Два или три раза ее навещал Мандрейк. Каждый раз он делал вид, будто оказался в ее краях случайно и зашел к ней, что называется, невзначай. Задав ей несколько коротких вопросов, он исчезал так же внезапно, как и появлялся. Ребекка прекрасно понимала, что он присматривает за ней, и это было ей приятно.

Одним жарким июльским вечером, когда все лесные жуки и букашки предавались самозабвенному стрекотанию, она встретилась с Меккинсом, и он поведал ей о смерти Халвера и Биндля. Мандрейк отдал приказ не распространяться о происшедшем, но чем еще могут заниматься кроты жаркими летними днями, как не пересудами и разговорами? Скрыть подобное просто невозможно...
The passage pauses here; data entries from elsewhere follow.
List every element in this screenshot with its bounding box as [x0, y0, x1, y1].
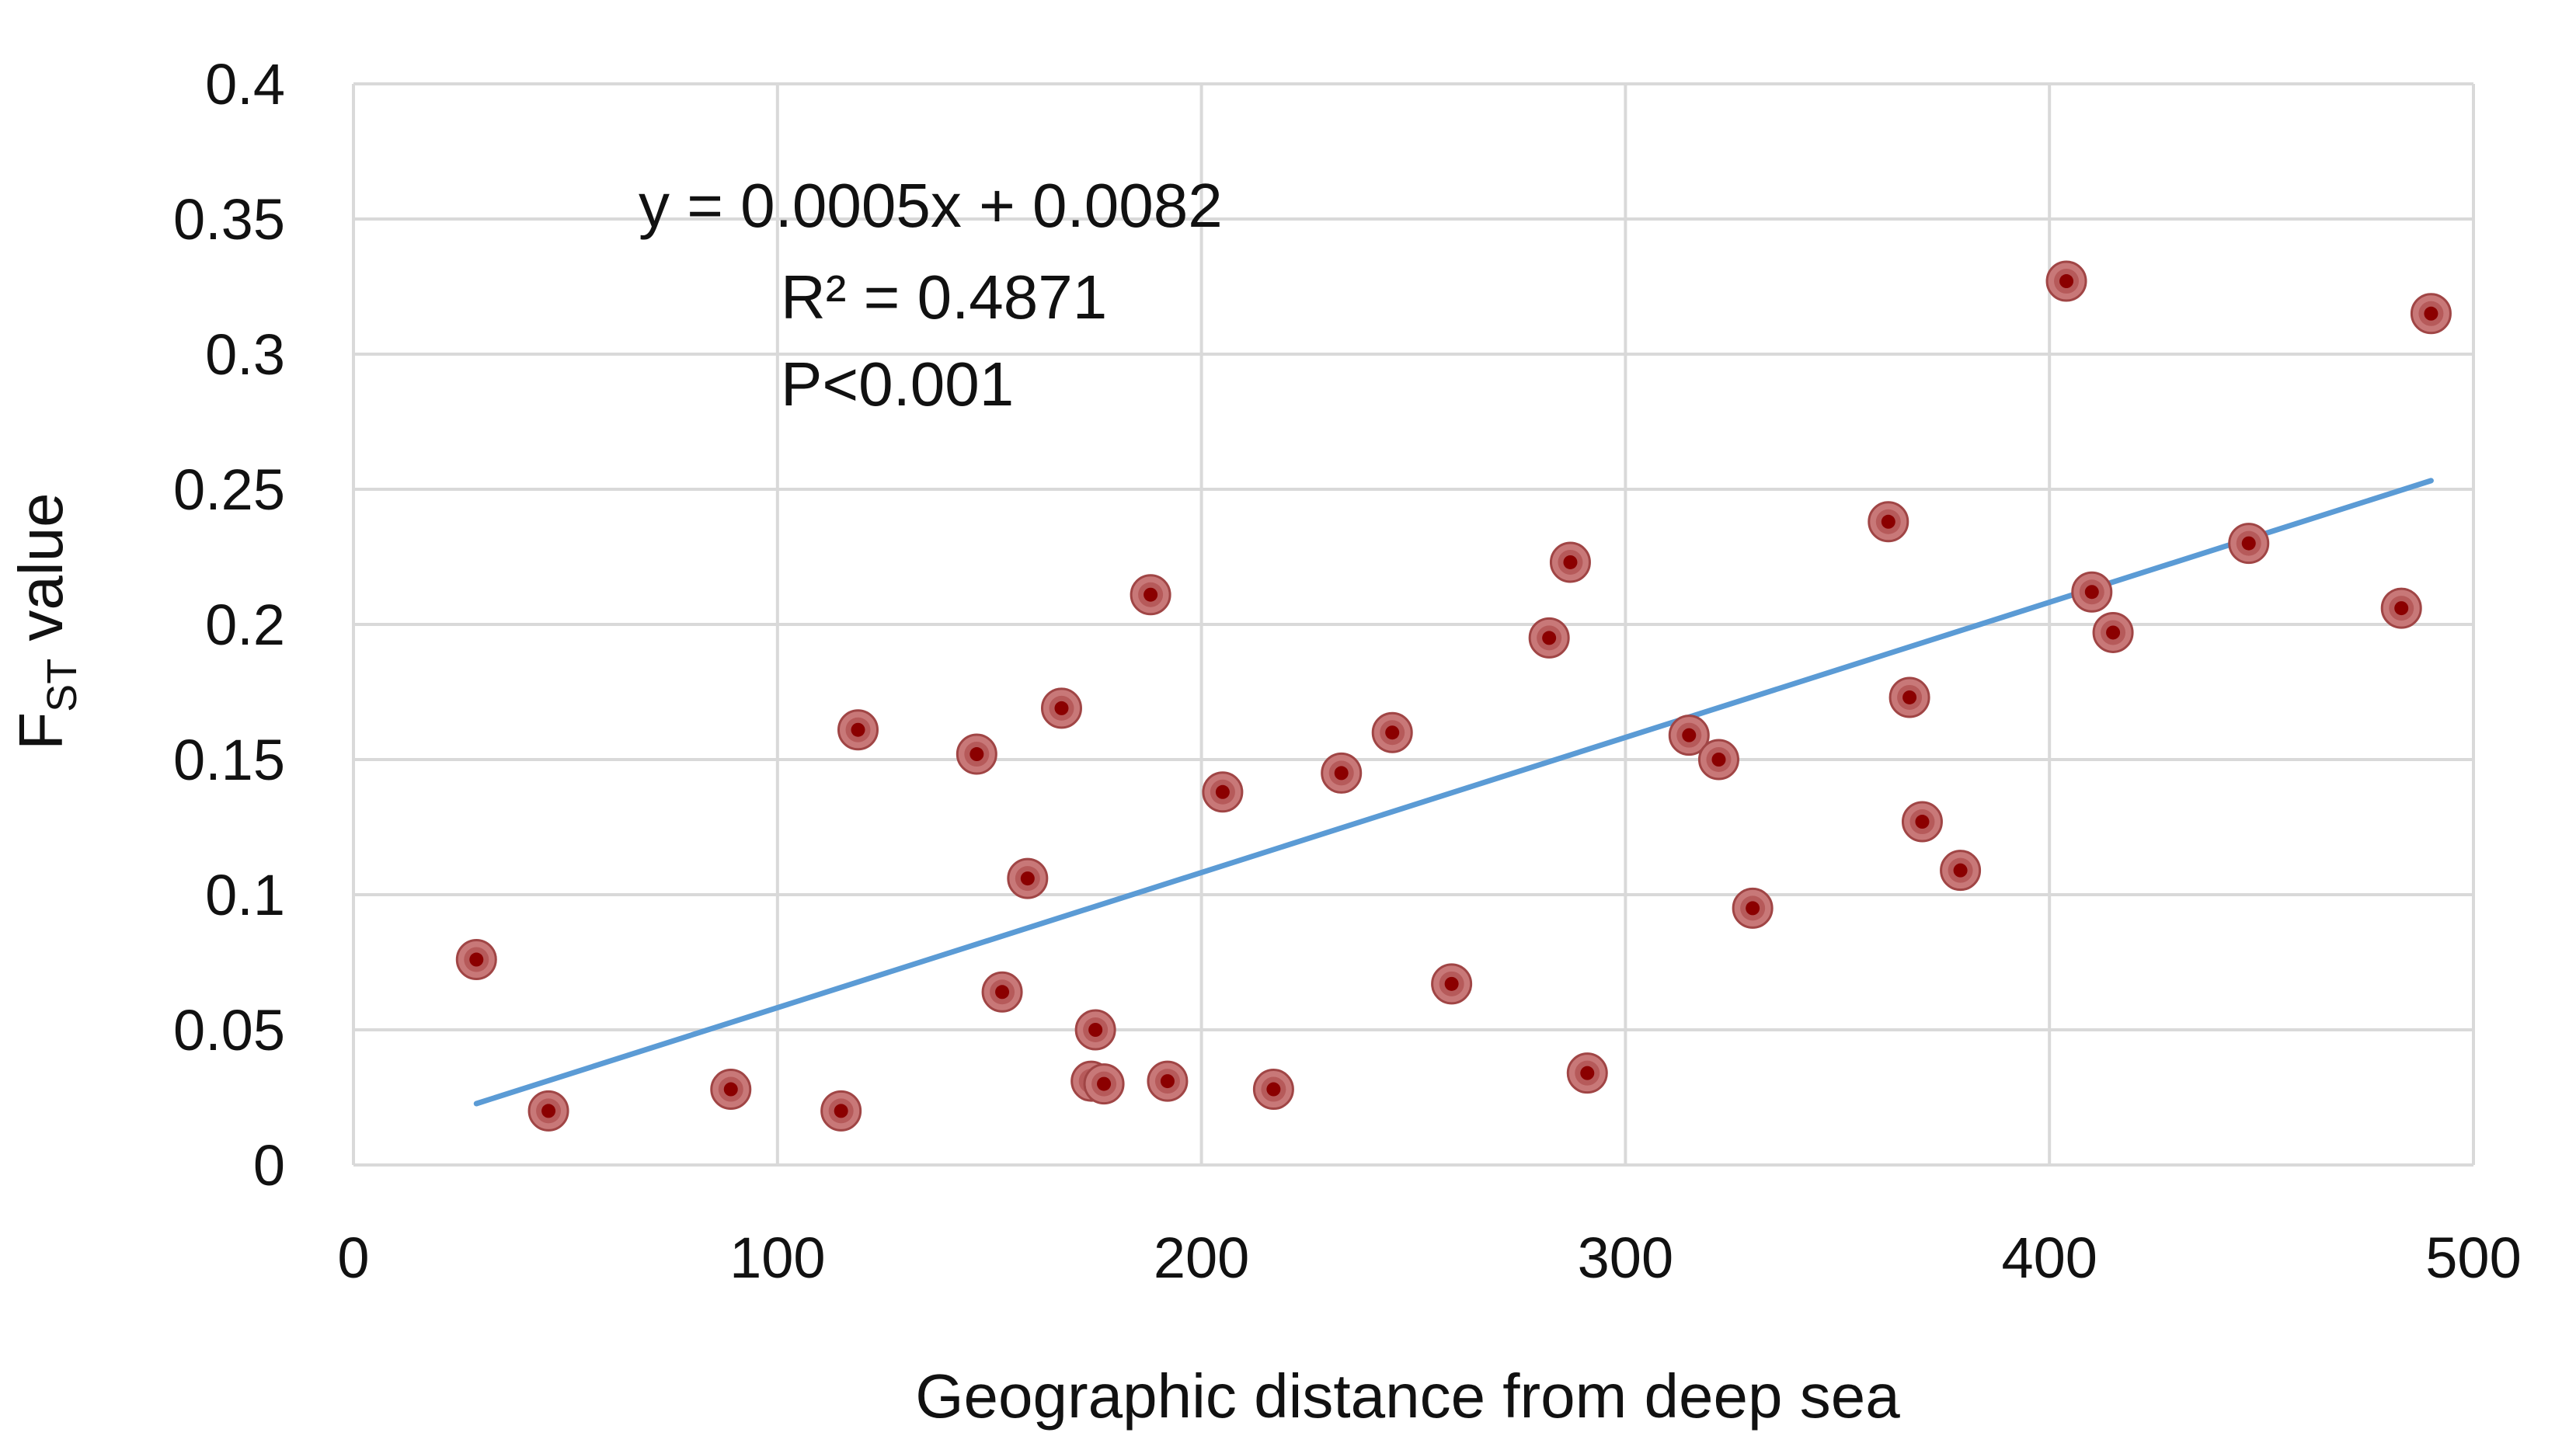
data-point [710, 1069, 752, 1111]
data-point-core [1020, 871, 1035, 886]
data-point [1202, 771, 1244, 813]
data-point-core [1266, 1082, 1281, 1097]
x-tick-label: 300 [1578, 1226, 1673, 1290]
data-point [1528, 617, 1570, 659]
x-tick-label: 400 [2001, 1226, 2097, 1290]
data-point-core [1953, 863, 1968, 878]
data-point [2092, 611, 2134, 653]
y-tick-label: 0.2 [205, 593, 285, 657]
data-point-core [1144, 587, 1158, 602]
data-point [455, 939, 497, 981]
data-point-core [2059, 274, 2074, 289]
data-point [2380, 587, 2422, 629]
data-point [981, 971, 1023, 1013]
data-point-core [1580, 1066, 1595, 1080]
data-point-core [1097, 1076, 1112, 1091]
data-point-core [1881, 514, 1895, 529]
data-point-core [834, 1104, 848, 1118]
trendline-group [473, 478, 2434, 1107]
data-point [1083, 1063, 1125, 1105]
data-point-core [469, 952, 484, 967]
data-point [1371, 711, 1413, 753]
y-axis-title-suffix: value [6, 492, 75, 658]
data-point-core [1563, 555, 1578, 569]
data-point [1668, 715, 1710, 756]
data-point [1901, 801, 1943, 843]
data-point [1130, 574, 1171, 616]
x-tick-label: 500 [2425, 1226, 2521, 1290]
data-point-core [2394, 601, 2409, 616]
data-point-core [1542, 631, 1557, 645]
p-value-label: P<0.001 [781, 349, 1014, 419]
data-point-core [1902, 690, 1917, 704]
data-point [1697, 739, 1739, 781]
data-point-core [1385, 725, 1400, 740]
data-point-core [1746, 901, 1760, 916]
data-point-core [2241, 536, 2256, 551]
data-point [820, 1090, 862, 1132]
data-point-core [1160, 1074, 1175, 1089]
y-axis-title-subscript: ST [39, 659, 85, 712]
data-point [1888, 676, 1930, 718]
y-axis-title-main: F [6, 712, 75, 750]
data-point [956, 733, 997, 775]
data-point [1147, 1060, 1189, 1102]
data-point [2045, 260, 2087, 302]
data-points [455, 260, 2452, 1132]
data-point-core [1915, 815, 1930, 829]
data-point [2228, 523, 2270, 565]
data-point [1868, 501, 1909, 543]
data-point [837, 709, 879, 751]
data-point [1566, 1052, 1608, 1094]
y-tick-label: 0 [253, 1133, 285, 1198]
equation-label: y = 0.0005x + 0.0082 [639, 171, 1223, 240]
y-axis-title: FST value [6, 492, 85, 749]
tick-labels: 0 0.05 0.1 0.15 0.2 0.25 0.3 0.35 0.4 0 100 200 300 4… [173, 52, 2522, 1290]
y-tick-label: 0.4 [205, 52, 285, 116]
data-point [1732, 887, 1774, 929]
data-point [2071, 571, 2113, 613]
x-tick-label: 200 [1154, 1226, 1249, 1290]
data-point-core [995, 985, 1010, 1000]
data-point-core [1444, 976, 1459, 991]
data-point [1074, 1009, 1116, 1051]
data-point [2410, 293, 2452, 335]
data-point-core [969, 747, 984, 762]
data-point-core [1088, 1023, 1103, 1037]
data-point [1252, 1069, 1294, 1111]
data-point-core [1334, 766, 1349, 781]
data-point-core [1215, 784, 1230, 799]
y-tick-label: 0.05 [173, 998, 285, 1062]
x-tick-label: 0 [337, 1226, 369, 1290]
data-point-core [2106, 625, 2121, 640]
data-point [1940, 850, 1982, 892]
data-point-core [1711, 753, 1726, 767]
data-point-core [1054, 701, 1069, 715]
x-axis-title: Geographic distance from deep sea [915, 1361, 1900, 1431]
y-tick-label: 0.15 [173, 728, 285, 792]
data-point [1549, 541, 1591, 583]
data-point [1040, 687, 1082, 729]
y-tick-label: 0.35 [173, 187, 285, 252]
gridlines [352, 82, 2475, 1167]
data-point [1321, 752, 1363, 794]
r-squared-label: R² = 0.4871 [781, 263, 1107, 332]
data-point-core [2084, 585, 2099, 600]
data-point [1007, 857, 1049, 899]
data-point [1431, 963, 1473, 1005]
y-tick-label: 0.3 [205, 322, 285, 387]
trendline [473, 478, 2434, 1107]
data-point-core [541, 1104, 556, 1118]
data-point-core [851, 722, 865, 737]
x-tick-label: 100 [729, 1226, 825, 1290]
data-point-core [1682, 728, 1697, 742]
data-point-core [2424, 306, 2438, 321]
data-point [527, 1090, 569, 1132]
data-point-core [723, 1082, 738, 1097]
y-tick-label: 0.25 [173, 457, 285, 522]
y-tick-label: 0.1 [205, 863, 285, 927]
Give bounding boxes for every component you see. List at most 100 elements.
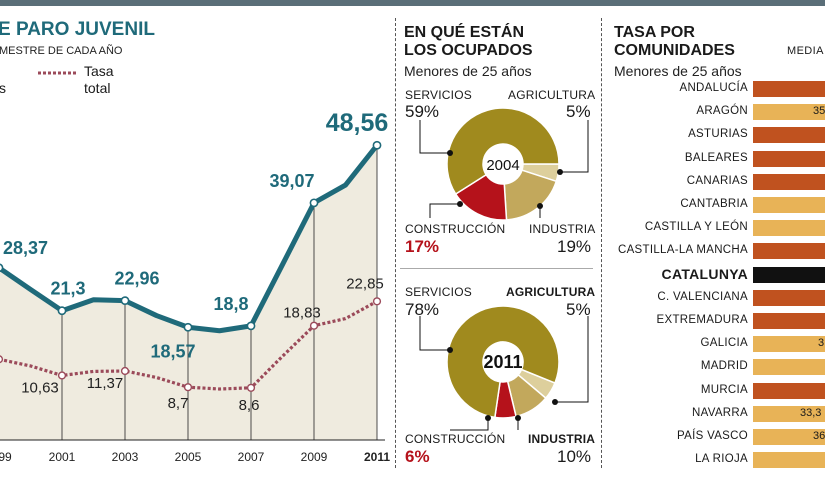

Меккинс чувствовал, что эта история бросает тень на весь Данктон, и потому старался отмалчиваться. Ребекка была такой юной и невинной, что он просто не мог рассказать ей о случившемся. Зачем втаптывать в грязь лесной анемон? Однако она вела себя так непринужденно и так верила каждому его слову, что он не мог солгать ей, когда Ребекка вдруг спросила, где она может найти старейшину Халвера.

Меккинс попытался выиграть время, задав встречный вопрос:

— А в чем дело?

В ответ Ребекка поведала ему о своей встрече с Халвером, пересказала историю Ребекки-Целительницы и упомянула имя Брекена, который жил где-то на склонах. Она хорошо запомнила ту необычайную горячность, с которой Халвер говорил о Брекене, призывая ее, юную кротиху, защищать и опекать его.

Пользуясь тем, что сейчас рядом с Ребеккой не было Мандрейка, Меккинс внимательно посмотрел на ее мордочку и вздрогнул от изумления — ему вдруг показалось, что от этой странной юной самочки исходит свет. Он хотел сказать, что ничего не знает ни о Халвере, ни о Брекене, что они, мол, скорее всего, так и сидят где-то на склонах, но под ее простодушным взглядом лгать было решительно невозможно. Меккинс слыл тонким дипломатом, знавшим, о чем следует и о чем не следует говорить, однако сейчас ситуация была совершенно особой, тем более что речь шла не о ком-нибудь, но именно о Халвере — достойнейшем из достойных. Ему вспомнился сильный, звучный голос этого странного Брекена, которого никто из них не знал и не видел, и слова ритуальной молитвы, что снова и снова всплывали в его сознании...

Милости благообразия...

Нет, Ребекке следовало сказать правду, какой бы страшной и горькой она ни была. Она смотрела на него счастливым взором, в движениях ее угадывалась радость жизни... Меккинс печально повесил хоботок... Ведь там, возле Камня, он был вместе с убийцами...

Меккинс понизил голос и стал рассказывать ей о событиях той страшной ночи. Он закончил его описанием того эффекта, который произвел на старейшин, находившихся на пути в Бэрроу-Вэйл, голос незнакомого крота, читавший молитву семи даров. «Милости... Милости...» — вновь зазвучало у него в голове.